Monday, February 05, 2007

Collective Bargaining in Education

In response to my email last week about the behavior of teachers unions, Andy Rotherham replied with some good stuff:

Good post, have you seen the book, Collective Bargaining in Education, that Jane Hannaway and I did on this?  http://www.hepg.org/hep/Book/5

It gets at some of this, especially the difference between private sector and public sector unions.  From the conclusion chapter:

….as Henry Farber discusses in his chapter analyzing distinctions between public and private sector unions, there are vitally important distinctions between collective bargaining in the private sector and collective bargaining by teachers.  Facile comparisons between bargaining by, for instance autoworkers or steelworkers, and bargaining by teachers fall apart under scrutiny.  The distinctions carry enormous import for formulating educational policy and understanding education politics.
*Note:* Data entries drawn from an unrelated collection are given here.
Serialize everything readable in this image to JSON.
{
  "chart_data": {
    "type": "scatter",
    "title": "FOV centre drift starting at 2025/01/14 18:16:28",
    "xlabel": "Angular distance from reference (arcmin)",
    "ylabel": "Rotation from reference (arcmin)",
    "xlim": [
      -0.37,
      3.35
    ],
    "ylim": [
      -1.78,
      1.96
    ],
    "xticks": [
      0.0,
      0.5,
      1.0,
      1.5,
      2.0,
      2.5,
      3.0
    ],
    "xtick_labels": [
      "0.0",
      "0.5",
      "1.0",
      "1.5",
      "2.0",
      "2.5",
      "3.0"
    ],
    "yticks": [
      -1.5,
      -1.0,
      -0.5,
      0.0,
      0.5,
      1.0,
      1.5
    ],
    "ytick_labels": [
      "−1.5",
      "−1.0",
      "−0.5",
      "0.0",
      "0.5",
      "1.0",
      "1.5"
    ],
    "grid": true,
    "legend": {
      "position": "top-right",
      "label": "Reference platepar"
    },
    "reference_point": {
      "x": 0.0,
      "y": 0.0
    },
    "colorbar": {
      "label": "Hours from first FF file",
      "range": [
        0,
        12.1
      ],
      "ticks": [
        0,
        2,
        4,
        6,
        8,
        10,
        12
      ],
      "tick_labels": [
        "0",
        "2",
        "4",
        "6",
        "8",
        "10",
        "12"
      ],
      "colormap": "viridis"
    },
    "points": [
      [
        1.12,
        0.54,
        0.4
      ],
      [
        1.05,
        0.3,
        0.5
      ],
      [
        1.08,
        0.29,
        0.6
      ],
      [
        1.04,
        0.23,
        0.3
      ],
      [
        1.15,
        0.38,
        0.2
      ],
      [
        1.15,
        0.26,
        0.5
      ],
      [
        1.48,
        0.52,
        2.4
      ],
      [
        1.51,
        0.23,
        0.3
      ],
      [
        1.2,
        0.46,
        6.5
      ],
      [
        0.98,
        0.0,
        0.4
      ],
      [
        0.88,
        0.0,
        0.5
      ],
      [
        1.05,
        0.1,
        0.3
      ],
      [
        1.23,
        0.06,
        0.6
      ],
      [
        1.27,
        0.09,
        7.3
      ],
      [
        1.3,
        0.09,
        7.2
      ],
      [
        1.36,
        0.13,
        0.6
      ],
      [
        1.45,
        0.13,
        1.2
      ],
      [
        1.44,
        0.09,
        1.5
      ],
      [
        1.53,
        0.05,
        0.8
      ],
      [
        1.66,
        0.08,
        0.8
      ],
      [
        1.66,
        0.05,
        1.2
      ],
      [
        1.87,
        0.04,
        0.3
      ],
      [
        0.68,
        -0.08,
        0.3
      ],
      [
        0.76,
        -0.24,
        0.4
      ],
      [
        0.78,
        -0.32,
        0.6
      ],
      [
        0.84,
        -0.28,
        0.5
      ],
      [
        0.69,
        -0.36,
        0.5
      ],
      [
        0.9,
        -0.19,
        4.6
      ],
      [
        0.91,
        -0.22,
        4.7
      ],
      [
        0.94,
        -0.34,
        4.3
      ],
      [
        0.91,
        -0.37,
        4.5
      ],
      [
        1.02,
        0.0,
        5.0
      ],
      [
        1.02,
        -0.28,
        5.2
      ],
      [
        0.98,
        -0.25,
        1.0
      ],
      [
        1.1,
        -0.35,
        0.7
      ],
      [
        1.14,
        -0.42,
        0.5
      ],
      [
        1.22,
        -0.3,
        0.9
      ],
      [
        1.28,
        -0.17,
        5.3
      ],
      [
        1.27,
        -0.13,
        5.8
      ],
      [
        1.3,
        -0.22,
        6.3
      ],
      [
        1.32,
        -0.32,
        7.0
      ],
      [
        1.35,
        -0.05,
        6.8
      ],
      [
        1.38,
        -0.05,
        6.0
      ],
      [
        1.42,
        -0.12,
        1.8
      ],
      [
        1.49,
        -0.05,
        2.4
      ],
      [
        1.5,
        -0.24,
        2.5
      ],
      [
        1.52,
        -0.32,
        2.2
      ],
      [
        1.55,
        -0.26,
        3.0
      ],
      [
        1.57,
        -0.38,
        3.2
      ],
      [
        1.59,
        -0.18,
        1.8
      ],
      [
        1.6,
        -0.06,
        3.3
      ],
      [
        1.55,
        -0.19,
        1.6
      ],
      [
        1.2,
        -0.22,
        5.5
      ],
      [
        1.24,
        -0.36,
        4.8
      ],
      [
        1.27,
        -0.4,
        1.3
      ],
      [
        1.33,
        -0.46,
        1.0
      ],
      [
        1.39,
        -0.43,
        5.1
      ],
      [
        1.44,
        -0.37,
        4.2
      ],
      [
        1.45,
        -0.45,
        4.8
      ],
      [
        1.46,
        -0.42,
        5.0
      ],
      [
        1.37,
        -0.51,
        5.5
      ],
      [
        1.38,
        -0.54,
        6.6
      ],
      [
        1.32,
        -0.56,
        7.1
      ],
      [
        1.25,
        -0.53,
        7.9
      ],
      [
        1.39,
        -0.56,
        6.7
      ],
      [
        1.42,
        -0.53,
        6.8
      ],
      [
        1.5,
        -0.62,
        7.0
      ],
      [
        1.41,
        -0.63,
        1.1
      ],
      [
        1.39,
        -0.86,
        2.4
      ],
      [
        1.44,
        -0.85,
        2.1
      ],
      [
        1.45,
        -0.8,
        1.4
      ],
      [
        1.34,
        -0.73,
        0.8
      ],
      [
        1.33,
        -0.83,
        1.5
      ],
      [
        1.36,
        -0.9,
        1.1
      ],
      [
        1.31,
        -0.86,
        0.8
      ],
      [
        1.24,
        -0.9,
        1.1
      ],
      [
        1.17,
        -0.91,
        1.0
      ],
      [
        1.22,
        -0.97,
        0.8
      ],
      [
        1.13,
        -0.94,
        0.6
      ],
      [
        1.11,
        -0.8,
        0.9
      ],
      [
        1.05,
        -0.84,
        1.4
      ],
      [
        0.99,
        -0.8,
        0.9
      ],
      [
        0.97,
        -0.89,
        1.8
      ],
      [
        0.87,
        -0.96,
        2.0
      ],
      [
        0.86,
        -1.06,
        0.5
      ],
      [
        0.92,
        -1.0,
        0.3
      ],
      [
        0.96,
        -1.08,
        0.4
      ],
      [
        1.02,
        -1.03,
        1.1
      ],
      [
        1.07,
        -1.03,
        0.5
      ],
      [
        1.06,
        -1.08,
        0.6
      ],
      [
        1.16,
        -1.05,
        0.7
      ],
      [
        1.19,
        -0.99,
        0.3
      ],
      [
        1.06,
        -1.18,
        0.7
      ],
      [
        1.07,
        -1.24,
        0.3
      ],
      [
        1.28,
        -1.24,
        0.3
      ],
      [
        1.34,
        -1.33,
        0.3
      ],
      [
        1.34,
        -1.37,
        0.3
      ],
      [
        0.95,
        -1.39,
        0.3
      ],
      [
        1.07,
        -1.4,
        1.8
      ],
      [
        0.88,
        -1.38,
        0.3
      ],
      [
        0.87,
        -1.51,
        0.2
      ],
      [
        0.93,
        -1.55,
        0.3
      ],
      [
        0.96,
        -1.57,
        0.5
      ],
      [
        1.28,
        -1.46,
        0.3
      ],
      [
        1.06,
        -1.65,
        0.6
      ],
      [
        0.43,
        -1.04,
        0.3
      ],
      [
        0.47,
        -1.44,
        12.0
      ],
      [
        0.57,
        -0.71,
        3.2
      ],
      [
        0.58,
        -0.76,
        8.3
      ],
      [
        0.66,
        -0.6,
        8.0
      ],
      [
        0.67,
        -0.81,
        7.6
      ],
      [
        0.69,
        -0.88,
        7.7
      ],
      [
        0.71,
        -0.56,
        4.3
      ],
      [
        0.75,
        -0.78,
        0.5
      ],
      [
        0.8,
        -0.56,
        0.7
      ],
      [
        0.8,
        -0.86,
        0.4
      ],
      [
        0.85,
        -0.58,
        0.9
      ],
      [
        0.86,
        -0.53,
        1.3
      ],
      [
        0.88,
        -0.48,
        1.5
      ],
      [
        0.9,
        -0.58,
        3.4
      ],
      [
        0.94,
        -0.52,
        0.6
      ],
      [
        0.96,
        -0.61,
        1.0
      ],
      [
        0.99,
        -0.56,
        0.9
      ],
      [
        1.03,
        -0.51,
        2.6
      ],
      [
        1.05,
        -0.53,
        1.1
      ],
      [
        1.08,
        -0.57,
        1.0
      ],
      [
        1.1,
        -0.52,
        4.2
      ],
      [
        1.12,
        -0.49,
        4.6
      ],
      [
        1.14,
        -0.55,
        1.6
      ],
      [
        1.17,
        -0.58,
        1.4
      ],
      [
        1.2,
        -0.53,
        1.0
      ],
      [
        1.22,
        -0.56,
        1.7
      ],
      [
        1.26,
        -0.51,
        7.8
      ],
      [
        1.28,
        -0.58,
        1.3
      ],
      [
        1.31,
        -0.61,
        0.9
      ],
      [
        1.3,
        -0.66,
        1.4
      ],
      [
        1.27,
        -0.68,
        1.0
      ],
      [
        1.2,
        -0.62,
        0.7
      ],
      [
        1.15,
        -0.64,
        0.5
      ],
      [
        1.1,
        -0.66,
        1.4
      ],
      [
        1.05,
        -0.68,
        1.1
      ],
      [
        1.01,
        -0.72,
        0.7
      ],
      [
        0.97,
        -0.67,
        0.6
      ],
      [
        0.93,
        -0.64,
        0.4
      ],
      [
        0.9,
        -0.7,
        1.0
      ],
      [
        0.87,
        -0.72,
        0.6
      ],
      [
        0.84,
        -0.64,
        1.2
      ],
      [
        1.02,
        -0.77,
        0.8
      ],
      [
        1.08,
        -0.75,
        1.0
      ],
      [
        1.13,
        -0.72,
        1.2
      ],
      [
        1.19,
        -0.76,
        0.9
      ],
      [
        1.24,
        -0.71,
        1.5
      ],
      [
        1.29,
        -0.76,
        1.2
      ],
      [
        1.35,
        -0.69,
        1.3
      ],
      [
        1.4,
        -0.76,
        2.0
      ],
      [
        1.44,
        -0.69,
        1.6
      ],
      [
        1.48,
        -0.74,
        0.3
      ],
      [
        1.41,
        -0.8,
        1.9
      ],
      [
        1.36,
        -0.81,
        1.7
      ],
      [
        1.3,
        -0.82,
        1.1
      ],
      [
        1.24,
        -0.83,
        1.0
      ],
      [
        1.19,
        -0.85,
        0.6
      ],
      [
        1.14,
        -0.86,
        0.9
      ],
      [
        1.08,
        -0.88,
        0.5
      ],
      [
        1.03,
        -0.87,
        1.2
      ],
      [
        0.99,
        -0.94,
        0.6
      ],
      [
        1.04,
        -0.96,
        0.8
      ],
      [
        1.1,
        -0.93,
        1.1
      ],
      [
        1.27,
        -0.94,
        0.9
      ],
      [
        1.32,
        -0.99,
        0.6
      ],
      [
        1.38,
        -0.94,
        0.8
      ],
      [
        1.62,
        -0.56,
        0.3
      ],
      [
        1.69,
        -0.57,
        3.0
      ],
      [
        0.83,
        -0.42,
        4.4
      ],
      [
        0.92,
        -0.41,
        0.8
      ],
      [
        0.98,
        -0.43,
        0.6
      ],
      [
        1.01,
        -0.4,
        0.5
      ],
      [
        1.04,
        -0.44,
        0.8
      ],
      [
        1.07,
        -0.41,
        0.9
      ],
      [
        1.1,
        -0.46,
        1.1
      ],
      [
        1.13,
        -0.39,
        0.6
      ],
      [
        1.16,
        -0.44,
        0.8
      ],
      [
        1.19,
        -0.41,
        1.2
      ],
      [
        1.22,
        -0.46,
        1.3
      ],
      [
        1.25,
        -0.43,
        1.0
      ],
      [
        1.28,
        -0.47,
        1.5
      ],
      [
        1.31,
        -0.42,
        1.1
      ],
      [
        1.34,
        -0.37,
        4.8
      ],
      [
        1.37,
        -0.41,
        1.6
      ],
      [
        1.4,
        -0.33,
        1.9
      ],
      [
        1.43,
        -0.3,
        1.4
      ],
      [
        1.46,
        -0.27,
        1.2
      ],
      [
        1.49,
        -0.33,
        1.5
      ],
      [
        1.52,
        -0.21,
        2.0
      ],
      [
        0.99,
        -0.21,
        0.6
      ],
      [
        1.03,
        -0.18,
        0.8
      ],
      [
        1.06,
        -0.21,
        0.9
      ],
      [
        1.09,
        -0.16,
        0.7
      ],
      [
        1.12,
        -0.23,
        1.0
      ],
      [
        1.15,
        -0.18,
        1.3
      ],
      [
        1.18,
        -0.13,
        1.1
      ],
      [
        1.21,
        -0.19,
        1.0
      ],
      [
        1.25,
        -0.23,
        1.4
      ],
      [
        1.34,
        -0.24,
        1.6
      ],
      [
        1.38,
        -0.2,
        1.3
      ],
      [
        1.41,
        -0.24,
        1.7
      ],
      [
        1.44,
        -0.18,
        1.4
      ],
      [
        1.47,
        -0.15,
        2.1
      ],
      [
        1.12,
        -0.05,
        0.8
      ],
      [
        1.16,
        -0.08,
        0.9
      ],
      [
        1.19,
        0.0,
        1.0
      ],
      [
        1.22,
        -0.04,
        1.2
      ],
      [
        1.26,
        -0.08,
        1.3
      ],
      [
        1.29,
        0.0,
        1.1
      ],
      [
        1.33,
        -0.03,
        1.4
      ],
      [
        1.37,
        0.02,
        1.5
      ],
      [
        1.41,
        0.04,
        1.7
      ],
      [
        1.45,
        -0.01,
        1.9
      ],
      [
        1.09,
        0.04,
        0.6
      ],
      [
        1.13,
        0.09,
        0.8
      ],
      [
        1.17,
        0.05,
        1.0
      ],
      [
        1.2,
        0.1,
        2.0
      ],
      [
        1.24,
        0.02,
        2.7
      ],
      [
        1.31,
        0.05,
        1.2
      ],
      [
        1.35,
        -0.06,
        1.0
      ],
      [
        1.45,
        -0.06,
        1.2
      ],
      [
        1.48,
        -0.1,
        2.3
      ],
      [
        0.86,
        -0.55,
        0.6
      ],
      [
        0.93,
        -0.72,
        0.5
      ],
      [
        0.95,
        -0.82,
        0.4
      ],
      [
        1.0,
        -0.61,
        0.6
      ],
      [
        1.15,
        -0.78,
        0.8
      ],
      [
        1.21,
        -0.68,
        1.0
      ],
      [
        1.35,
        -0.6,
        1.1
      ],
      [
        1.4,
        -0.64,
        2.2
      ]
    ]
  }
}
Most importantly, there is little external competition in public education reducing extrinsic incentives for management-labor cooperation.   Likewise, the public schools cannot go out of business or relocate elsewhere to do business which eliminates a key check on labor demands that exists in much of the private sector. 

In addition, in the private sector when management and labor sit down to negotiate a contract both sides are free to represent their interests and a healthy tension exists.  By contrast, because local teachers’ unions play such a significant role in school board politics and elections, and in shaping legislation through substantial lobbying efforts, the interests of management are often compromised in negotiations.   In essence, the governance arrangements for public schools allow the teachers' unions to often exercise leverage on both sides of the bargaining table because they play a large role in choosing who the management is in the first place and many of the rules of the game. 

Conversely, unlike private industries such as the automobile industry, teachers are more fungible than some other workers.  In most industrial fields, specialized skills mean specialized jobs are not interchangeable.  A highly skilled plumber still cannot, without retraining, install transmissions on automobiles.  In the private sector this specialization gives labor additional leverage because it constrains the available labor pool and assignment of workers.  However, although “out of field” teaching is frowned upon, in education management can, and regularly does, assign teachers to subjects outside their specialties.  The ability to do this can to some extent weaken labor's leverage in education. 

….asking teachers' unions to look after the interests of their members and the children they serve, is asking them to shoulder a responsibility exceptional in organized labor.  Unions were, and are, formed to look after the interests of workers.  To be sure, this does not mean, as some critics contend, that the actions of teachers’ unions are overall, or even predominantly antagonistic to the interests of children.  On the contrary, numerous positions generally supported by teachers’ unions benefit both teachers and students.  For instance, assuming a sufficient supply of talented teachers, efforts to lower class sizes in the early grades both improve the quality of instruction and ease the workload of teachers.  Likewise, efforts to increase public support and public resources for education also benefits students as well as teachers.

Yet while there is often a “dual-bottom line” that benefits teachers and students, it is naïve to think that the interests of teachers, as articulated through their union and codified in collective bargaining agreements, do not at times conflict with the best interests of students.  For instance, it’s hard to reconcile the practices that Paul Hill describes, common to many bargaining agreements, with the best interests of low-income youngsters.  The “single-salary schedules” in most bargaining agreements preclude using financial incentives as one strategy to attract teachers to hard-to-staff schools.   It is difficult to see how this restriction benefits students but easy to see how, despite its historical roots in education, it fits into an industrial model of labor-management relations.